Patients who stopped receiving bleomycin (AVD) had the same 3-year disease progression survival rates as those who continued it (ABVD) but importantly, they were spared toxic side effects on the lungs.

Those who did not have a clear PET scan after two rounds of chemotherapy, suggesting they had a more resistant lymphoma, were given more intense chemotherapy treatment with either escalated therapy containing bleomycin, etoposide, doxorubicin, cyclophosphamide, vincristine, procarbazine, and prednisone (BEACOPP), with higher-than-standard doses of etoposide, doxorubicin, and cyclophosphamide, or BEACOPP-14 (accelerated therapy with growth hormone support).

We can tailor patients’ individual treatment and spare most of them from lung toxicity as well as the serious side effects.
Associate Professor Judith Trotman

What results mean for patient care

“This study showed we can tailor patients’ individual treatment and spare most of them from lung toxicity as well as the serious side effects and infertility consequences of intensive chemotherapy,” said the University of Sydney’s Associate Professor Judith Trotman, a study co-author. “This approach, along with a reduction in the need for radiotherapy, should substantially reduce damage to healthy tissues and the risk of second cancers caused by treatments.”

Associate Professor Trotman is also Director of the Haematology Clinical Research Unit at Concord Repatriation General Hospital, and the ALLG lead investigator for the study in Australia and New Zealand.

“The results show how PET scans can provide unique and essential information for treating clinicians to provide ‘precision’ medicine for patients,” said study co-author, Dr Michael Fulham, a clinical professor at the University of Sydney and Royal Prince Alfred Hospital. “The trial conducted in seven countries is a great example of international collaboration to improve individual patient care.”

Study leader Professor Peter Johnson from Cancer Research UK and the University of Southampton, said: “Most people who get Hodgkin’s lymphoma can be cured.

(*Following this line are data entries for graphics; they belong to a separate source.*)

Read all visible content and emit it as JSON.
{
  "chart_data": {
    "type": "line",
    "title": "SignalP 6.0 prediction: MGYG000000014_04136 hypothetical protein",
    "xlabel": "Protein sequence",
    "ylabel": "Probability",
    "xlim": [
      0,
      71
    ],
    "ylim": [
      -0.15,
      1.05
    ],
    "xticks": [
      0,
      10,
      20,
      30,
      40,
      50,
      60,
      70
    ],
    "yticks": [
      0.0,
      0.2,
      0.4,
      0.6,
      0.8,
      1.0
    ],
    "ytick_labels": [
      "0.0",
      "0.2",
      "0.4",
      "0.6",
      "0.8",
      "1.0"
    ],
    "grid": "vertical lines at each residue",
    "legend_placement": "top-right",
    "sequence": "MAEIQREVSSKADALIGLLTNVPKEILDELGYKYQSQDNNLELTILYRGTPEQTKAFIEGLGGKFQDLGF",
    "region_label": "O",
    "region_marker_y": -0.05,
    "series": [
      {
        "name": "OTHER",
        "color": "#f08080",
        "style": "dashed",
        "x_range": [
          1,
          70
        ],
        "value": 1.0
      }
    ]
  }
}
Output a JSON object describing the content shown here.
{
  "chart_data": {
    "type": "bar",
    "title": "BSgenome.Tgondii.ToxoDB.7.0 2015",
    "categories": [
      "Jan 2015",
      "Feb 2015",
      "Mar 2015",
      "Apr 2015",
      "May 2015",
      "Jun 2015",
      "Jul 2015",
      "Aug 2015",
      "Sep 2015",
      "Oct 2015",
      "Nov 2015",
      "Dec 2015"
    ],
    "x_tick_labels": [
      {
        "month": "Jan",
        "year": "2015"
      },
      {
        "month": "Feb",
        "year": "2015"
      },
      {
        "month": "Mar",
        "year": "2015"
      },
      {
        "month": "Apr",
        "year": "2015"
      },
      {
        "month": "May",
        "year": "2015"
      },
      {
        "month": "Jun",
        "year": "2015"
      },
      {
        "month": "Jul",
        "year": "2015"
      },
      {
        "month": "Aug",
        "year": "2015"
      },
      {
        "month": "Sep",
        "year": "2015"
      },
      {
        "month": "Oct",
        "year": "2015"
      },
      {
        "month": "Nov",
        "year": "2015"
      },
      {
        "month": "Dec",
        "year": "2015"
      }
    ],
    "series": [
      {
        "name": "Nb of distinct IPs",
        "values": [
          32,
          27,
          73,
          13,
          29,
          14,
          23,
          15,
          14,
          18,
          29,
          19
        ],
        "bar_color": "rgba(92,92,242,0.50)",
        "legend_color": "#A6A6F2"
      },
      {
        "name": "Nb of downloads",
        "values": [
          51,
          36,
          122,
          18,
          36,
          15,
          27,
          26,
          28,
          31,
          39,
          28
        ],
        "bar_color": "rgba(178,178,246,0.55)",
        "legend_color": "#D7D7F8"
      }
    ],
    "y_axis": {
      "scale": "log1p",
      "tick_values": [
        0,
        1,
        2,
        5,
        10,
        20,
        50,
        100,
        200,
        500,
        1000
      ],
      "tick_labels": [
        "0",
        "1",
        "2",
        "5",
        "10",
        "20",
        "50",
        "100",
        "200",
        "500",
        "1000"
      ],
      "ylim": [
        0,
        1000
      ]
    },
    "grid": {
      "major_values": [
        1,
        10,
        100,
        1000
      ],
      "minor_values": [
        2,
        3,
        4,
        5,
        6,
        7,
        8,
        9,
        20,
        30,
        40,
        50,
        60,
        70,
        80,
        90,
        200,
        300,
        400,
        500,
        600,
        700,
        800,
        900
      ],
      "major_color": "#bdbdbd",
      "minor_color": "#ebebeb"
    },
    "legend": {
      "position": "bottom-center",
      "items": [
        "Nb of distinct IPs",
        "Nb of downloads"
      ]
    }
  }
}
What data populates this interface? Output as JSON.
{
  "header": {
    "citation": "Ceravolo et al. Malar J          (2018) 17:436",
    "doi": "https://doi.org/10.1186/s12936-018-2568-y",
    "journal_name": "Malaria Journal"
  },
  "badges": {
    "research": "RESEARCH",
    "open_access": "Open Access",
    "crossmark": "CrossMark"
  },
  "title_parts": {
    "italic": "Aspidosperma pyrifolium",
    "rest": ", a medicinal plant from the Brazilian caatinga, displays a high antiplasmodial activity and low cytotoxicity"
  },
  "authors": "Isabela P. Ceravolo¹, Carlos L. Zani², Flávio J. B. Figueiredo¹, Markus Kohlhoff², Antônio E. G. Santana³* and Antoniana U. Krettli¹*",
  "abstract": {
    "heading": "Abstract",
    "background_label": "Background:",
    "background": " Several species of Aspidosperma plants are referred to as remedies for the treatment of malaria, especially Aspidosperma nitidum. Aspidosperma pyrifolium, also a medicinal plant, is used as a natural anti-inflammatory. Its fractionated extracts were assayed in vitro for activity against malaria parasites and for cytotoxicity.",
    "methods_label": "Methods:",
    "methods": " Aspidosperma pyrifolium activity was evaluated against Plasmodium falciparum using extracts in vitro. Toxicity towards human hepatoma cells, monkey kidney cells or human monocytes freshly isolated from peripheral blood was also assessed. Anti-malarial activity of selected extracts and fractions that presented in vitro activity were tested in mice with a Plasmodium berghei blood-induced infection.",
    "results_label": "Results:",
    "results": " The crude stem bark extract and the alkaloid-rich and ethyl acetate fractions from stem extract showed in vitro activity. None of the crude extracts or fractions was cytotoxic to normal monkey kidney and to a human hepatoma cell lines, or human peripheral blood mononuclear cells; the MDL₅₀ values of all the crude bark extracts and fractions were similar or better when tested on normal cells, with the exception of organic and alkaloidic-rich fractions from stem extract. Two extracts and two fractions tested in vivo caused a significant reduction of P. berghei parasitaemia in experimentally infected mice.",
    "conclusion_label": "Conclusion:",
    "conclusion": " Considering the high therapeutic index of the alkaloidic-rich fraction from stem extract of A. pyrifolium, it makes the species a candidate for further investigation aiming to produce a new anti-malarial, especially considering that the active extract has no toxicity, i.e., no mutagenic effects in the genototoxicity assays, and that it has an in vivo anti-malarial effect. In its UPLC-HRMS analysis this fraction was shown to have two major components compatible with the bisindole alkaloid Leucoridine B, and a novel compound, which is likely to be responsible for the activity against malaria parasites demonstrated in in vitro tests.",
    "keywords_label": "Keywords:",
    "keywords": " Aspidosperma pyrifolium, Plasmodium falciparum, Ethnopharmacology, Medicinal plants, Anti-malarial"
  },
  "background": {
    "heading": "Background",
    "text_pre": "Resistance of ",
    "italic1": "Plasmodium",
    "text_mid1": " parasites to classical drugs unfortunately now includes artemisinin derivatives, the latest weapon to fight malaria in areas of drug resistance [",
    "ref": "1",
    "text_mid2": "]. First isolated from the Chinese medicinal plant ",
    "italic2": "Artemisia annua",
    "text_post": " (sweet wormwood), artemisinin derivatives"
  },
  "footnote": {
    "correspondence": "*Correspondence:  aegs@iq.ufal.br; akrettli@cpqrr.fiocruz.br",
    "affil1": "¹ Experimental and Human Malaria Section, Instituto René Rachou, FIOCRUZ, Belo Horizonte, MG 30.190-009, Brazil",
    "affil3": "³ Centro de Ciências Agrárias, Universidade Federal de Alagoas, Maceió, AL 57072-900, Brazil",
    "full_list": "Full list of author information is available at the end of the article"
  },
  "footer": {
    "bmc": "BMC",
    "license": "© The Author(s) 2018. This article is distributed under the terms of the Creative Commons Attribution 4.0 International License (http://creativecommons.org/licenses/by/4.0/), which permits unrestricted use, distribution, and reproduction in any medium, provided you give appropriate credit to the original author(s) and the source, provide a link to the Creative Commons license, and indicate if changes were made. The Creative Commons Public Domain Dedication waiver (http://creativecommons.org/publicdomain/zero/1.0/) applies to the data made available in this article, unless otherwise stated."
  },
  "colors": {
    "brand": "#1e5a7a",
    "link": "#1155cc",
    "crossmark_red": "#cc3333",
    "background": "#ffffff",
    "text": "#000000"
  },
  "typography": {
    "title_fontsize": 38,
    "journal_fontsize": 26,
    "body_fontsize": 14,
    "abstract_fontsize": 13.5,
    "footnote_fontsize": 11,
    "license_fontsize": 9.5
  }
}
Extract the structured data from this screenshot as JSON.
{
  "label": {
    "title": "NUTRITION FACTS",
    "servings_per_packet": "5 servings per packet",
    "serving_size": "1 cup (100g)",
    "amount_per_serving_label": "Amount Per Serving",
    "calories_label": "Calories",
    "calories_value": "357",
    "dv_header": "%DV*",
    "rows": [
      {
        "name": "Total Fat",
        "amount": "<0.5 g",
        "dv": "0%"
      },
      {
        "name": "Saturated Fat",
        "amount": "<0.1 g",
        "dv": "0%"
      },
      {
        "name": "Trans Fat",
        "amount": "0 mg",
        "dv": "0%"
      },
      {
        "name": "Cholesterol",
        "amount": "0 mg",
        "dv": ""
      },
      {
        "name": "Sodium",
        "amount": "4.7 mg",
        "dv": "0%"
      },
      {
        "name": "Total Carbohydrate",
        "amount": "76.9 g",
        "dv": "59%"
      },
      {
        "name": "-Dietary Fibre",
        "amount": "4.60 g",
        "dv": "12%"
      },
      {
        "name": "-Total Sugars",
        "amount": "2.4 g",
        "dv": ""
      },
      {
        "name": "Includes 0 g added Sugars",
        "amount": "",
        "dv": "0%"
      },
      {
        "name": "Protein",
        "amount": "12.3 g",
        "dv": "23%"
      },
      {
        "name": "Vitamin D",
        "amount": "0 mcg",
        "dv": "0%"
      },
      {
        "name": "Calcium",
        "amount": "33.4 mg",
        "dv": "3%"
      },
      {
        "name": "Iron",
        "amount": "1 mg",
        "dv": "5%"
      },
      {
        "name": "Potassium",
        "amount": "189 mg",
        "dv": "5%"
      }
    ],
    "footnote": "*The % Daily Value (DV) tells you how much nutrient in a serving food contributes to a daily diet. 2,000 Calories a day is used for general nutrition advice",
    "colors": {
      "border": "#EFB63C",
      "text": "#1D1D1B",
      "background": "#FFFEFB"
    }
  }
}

In this trial more than 95 per cent are alive after three years, but we still worry about the long-term side effects of the treatments we use.

“We’re now personalising treatment based on how well it works. This is a major development for patients with Hodgkin lymphoma, setting a new standard of care”.

In a NEJM editorial accompanying the new research, Professor Nancy Bartlett from Washington University School of Medicine, St Louis said: “The elimination of bleomycin after two cycles of ABVD in patients with a negative restaging PET scan does not compromise patient outcomes and results in a modest decrease in toxic effects.

“On the basis of multiple reports showing increased toxic effects of ABVD in older patients, bleomycin can and should be eliminated in all patients older than 40 years of age who have negative PET findings after two cycles of ABVD.

“Whether or not this should now be considered the standard of care in all patients is less clear in light of the low incidence of serious toxic effects in both groups.”